“Teddy’s gonna expect to see some PDA between us.”
“What?” My voice cracks slightly.
“PDA.” He enunciates it slowly, like I’m the one struggling. “Public displays of affection.”
“I know what it means, Liam.”
His grin sharpens, wicked and amused. “Good.” He rises from his chair in one slow, easy movement. “Should we practice?”
Every synapse in my body fries at once. I can’t think of a single intelligent response. My mouth opens and nothing comes out.
He steps around the desk, closing the distance between us. Calm. Confident. Like he already knows the answer.
“I promise you’ll like it,” he says, voice dropping just enough to be dangerous.
And that’s the problem.
I’m afraid I’ll like it too much. Because if he kisses me now, there’ll be no salvaging this fake-relationship charade. At least not for me.
But he’s right. We’re supposed to sell this. We have to make it believable.
I stand, too, forcing my legs to work, even though my heart is punching itself against my ribs.
“Okay,” I manage, my voice barely above a whisper.
His eyes are warm, predatory and soft at once. And when he steps closer, I realize this isn’t practice. This is the beginning of something neither of us is going to be able to undo.

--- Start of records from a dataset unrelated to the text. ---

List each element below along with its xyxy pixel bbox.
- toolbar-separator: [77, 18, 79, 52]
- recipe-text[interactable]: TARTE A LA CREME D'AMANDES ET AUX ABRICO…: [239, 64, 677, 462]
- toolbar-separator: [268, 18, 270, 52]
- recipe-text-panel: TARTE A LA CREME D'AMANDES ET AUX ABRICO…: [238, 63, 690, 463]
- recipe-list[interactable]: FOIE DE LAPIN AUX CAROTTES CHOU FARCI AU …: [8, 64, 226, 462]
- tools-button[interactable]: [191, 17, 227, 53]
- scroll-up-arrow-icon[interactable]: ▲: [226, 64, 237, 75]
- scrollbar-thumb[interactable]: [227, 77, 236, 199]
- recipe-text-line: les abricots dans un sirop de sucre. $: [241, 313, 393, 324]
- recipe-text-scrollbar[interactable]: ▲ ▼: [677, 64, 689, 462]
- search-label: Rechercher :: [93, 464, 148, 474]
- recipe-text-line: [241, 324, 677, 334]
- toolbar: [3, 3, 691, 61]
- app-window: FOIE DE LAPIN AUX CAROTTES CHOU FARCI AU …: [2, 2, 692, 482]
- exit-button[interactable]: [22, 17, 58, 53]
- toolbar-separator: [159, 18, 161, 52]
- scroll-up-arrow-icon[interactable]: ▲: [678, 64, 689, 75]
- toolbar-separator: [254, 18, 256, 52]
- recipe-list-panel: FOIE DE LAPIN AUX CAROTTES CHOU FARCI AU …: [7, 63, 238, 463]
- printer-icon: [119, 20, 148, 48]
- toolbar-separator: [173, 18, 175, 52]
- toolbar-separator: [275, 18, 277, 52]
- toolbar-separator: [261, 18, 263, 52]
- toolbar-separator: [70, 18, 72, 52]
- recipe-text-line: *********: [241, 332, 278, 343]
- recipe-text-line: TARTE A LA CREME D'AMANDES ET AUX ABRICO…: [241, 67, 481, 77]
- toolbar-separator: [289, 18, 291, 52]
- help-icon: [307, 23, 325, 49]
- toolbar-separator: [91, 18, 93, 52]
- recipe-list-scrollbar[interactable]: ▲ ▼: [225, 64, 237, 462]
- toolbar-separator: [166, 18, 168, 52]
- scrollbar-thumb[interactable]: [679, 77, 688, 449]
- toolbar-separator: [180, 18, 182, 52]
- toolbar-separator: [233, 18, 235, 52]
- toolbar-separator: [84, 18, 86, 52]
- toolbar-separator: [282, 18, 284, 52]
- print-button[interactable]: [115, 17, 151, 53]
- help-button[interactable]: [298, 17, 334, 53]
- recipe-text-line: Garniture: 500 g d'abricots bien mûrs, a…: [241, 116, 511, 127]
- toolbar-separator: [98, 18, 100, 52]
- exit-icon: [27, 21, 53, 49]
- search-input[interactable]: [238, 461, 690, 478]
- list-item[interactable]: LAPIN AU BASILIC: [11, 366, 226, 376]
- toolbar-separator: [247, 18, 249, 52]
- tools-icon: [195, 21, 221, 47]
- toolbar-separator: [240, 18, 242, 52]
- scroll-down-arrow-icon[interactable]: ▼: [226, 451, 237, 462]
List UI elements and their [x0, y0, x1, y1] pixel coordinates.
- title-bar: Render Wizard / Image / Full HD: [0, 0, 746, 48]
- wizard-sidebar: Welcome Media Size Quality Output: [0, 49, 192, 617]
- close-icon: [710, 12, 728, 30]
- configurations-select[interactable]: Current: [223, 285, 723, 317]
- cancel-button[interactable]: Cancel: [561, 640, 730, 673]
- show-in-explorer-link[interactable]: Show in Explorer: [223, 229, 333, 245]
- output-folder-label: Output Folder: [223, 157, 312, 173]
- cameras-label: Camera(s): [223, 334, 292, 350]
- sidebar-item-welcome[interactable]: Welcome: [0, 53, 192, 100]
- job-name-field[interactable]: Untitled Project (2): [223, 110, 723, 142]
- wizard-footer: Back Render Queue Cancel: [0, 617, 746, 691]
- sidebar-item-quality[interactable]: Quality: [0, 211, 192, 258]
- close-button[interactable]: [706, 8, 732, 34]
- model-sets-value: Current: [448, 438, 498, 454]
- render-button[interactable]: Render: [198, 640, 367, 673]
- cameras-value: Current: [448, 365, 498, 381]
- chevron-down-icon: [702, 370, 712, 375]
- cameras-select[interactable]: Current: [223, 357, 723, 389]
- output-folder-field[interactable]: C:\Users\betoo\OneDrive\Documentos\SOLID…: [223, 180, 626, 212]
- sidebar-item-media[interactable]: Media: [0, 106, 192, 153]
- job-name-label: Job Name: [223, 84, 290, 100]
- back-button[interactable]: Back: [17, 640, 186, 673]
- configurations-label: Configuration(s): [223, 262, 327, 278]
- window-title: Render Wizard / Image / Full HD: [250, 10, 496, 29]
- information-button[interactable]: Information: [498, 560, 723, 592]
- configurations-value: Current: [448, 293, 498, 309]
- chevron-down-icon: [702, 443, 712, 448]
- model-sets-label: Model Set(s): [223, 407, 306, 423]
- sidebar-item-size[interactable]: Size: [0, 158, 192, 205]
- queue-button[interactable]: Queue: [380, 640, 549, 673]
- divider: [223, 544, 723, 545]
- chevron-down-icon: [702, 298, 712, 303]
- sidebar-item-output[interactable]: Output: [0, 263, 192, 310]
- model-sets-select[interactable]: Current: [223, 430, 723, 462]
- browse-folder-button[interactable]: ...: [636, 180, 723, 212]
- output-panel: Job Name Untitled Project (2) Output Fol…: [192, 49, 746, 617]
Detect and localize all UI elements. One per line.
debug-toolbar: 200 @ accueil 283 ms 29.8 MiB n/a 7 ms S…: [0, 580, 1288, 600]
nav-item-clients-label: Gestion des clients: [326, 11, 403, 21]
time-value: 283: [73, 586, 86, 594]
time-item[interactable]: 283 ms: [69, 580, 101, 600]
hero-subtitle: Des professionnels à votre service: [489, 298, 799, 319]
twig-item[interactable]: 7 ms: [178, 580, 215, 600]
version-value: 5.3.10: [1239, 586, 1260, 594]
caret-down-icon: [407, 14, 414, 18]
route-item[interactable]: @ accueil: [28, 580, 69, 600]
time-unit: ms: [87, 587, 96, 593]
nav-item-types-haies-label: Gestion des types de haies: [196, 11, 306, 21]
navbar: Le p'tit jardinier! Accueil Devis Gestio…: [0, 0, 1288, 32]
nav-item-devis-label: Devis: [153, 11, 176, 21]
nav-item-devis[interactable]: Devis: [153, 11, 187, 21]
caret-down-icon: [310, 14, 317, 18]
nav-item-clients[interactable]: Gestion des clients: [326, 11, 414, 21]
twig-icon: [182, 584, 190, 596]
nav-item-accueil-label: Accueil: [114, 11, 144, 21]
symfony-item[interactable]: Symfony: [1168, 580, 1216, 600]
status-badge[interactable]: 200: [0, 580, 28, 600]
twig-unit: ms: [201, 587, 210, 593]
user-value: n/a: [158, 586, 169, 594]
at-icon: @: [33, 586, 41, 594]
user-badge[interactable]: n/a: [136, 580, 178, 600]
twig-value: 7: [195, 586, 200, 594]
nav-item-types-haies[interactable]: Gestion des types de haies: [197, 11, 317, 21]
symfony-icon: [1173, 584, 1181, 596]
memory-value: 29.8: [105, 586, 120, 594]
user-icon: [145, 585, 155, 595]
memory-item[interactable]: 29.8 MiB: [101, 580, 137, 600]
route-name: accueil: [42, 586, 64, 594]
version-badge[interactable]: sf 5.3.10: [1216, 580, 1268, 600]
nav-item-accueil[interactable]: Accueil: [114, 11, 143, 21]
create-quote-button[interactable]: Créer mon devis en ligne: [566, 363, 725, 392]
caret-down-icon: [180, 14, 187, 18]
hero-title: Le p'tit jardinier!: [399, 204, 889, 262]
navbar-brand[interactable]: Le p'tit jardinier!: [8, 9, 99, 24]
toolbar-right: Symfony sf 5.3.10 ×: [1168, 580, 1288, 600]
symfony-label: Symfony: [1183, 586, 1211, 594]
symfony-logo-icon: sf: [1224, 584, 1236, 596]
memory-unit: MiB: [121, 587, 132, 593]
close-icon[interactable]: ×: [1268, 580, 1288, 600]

Liam closes the last few inches between us, slow enough that I could move away if I wanted to. I couldn’t if I tried.
His hand comes up, brushing a loose piece of hair behind my ear. His fingers linger at the curve of my jaw, warm and calloused, and I swear I feel the touch all the way down to my toes.
My breath catches.
“This okay?” he murmurs, his voice low and rough.
I nod, afraid that if I speak, I’ll beg. He smiles, just a little. Not his cocky grin, not the teasing smirk I’m used to. Something softer. Something that feels like it belongs only to me.
Then, slowly, he leans in.
His forehead brushes mine first, a soft, grounding touch that nearly buckles my knees. His nose skims mine, his breath feathering over my lips, and I can feel the tension radiating off him, sharp and electric.
He’s holding back. Giving me a chance to stop this.
I don’t.
I tilt my face up, and that’s all the permission he needs.
His mouth finds mine soft at first. And God, it’s perfect. The kind of kiss that melts years of longing in a heartbeat. The kind of kiss you don't practice. You just fall into.
I reach up without thinking, fingers curling into the front of his shirt, anchoring myself. His free hand slips to my lower back, pulling me closer until there’s no space left between us, until I can feel every inch of his strong body against mine.
The kiss deepens, slow and devastating, a gradual burn that starts in my chest and spreads outward, setting everything inside me alight.
When he finally pulls back, his forehead rests against mine, his thumb stroking a lazy line along my jaw. The air between us hums, electric and fragile.
I swallow hard, willing my heart to slow down, willing myself to say something before I completely shatter.
So I do what I always do. I reach for humor.